Adoro el Magritte que piensa en sirenas y dibuja un pez con medio cuerpo de mujer o una mujer con medio cuerpo de pez o el que se dibuja a sí mismo pintando un pájaro, pero es un huevo el que le sirve de modelo o el Magritte de los cuadros en los que hay cuadros de paisajes cuyas nubes exceden la dimensión estricta del cuadro. Amo las casas iluminadas y los faroles que las custodian que Magritte dibuja como si no fuese un dibujo, da la impresión de que lo que miramos es una fotografía. Se trata, en todo caso, de hacer que las imágenes hablen, cuenten una historia, pero ha de ser una historia extraña, ninguna historia que podamos entender, sino las más anómalas, las que contienen la suficiente cantidad de extrañeza como para buscar palabras que la expliquen. Es sabido que a todo se le pretende dar verosimilitud y que todo tiene que articularse en un discurso cabal y mensurable, pero Magritte dibuja botellas hechas de nubes o eleva sobre un mar una piedra ovalada de tamaño descomunal sobre la que se observa la figura precisa de un castillo. También (que recuerde) hay sillas con cola de león y manzanas sobre las que hay mesas. No hay que creerse nada o hay que creérselo todo.

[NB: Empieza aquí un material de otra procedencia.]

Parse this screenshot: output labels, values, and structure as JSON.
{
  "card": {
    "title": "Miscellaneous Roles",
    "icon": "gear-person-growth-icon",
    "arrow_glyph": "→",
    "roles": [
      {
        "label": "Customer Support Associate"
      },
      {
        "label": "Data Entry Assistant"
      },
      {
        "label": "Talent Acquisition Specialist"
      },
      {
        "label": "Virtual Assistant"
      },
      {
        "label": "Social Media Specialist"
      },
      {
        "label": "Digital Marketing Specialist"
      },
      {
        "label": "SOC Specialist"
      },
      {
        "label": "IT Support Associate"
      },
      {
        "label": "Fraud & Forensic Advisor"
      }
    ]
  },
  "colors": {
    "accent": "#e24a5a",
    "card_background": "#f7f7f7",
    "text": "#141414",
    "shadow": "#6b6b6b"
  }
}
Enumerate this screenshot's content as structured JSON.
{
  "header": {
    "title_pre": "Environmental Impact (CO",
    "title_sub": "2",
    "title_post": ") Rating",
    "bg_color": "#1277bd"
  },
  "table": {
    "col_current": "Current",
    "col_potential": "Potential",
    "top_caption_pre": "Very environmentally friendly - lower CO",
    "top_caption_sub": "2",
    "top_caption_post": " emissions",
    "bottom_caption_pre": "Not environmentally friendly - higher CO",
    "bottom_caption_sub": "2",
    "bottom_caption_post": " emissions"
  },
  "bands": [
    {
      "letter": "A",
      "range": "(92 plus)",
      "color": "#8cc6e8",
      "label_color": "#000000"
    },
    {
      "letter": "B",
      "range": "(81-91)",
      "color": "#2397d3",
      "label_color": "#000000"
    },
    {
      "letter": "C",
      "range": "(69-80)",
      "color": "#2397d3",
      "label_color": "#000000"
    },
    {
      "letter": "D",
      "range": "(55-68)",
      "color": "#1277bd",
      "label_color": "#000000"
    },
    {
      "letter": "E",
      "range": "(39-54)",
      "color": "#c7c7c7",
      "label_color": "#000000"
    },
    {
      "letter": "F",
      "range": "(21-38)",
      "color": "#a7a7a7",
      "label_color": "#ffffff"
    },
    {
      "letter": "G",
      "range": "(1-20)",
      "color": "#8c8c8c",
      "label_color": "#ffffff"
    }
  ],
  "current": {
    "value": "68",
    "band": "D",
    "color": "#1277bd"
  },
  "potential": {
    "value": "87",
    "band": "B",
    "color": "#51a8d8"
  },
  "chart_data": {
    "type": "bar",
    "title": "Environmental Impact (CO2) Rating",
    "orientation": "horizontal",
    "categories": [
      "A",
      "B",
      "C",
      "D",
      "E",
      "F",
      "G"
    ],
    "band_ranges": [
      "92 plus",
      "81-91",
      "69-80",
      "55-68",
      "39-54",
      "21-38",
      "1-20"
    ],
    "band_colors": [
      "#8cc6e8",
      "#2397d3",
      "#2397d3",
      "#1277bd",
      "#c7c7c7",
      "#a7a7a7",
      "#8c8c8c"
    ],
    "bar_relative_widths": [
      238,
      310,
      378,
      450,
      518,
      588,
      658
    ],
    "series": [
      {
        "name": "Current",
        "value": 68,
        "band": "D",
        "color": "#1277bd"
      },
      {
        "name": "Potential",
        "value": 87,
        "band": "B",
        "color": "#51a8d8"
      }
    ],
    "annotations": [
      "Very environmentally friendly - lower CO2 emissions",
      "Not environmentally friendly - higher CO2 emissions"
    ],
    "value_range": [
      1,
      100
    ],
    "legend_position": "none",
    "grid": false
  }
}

La naturaleza del surrealismo (y la de Magritte) es impura, es maravillosamente impura, aborrece de cualquier control o de cualquiera idea que pueda ser prevista y catalogada y medida y más tarde expuesta. Magritte es simbolista, es anárquico, es un poeta que prescinde de la sintaxis y de los vocablos. Como un Lorca con lienzo. Es cosa de aprender a mirar. Adentro está el misterio, la parte irracional, la zona que produce extrañeza. La que debió sentir el pintor cuando, siendo joven, vivió el suicidio de su madre (se arrojó a un río) o cuando la cercanía de un ataúd (un amigo de su padre los fabricaba) le animó a usarlo como lecho durante una tarde. Si el arte es la evocación del misterio, la realidad lo cancela. De ahí que Magritte busque desubicar el objeto o comprometer nuestra comodidad. Todo por enseñarnos a mirar. Por inquietarnos. Por hacer irreal lo que siempre tuvo cartas de real y, en ese trampantojo, en esa inquietud de los sentidos, transgredir la verosimilitud, transfigurarla, hacer que el poder taumatúrgico de las imágenes desplace al matemático, al que se deja conducir por la razón. No la hay, es inimaginable que todo sea tan como es, es preferible que el delirio lo devaste y una nube se incruste en la espalda de un hombre o un castillo se erija sobre una piedra de dimensiones descomunales que flota sobre un cielo azul sin dueño.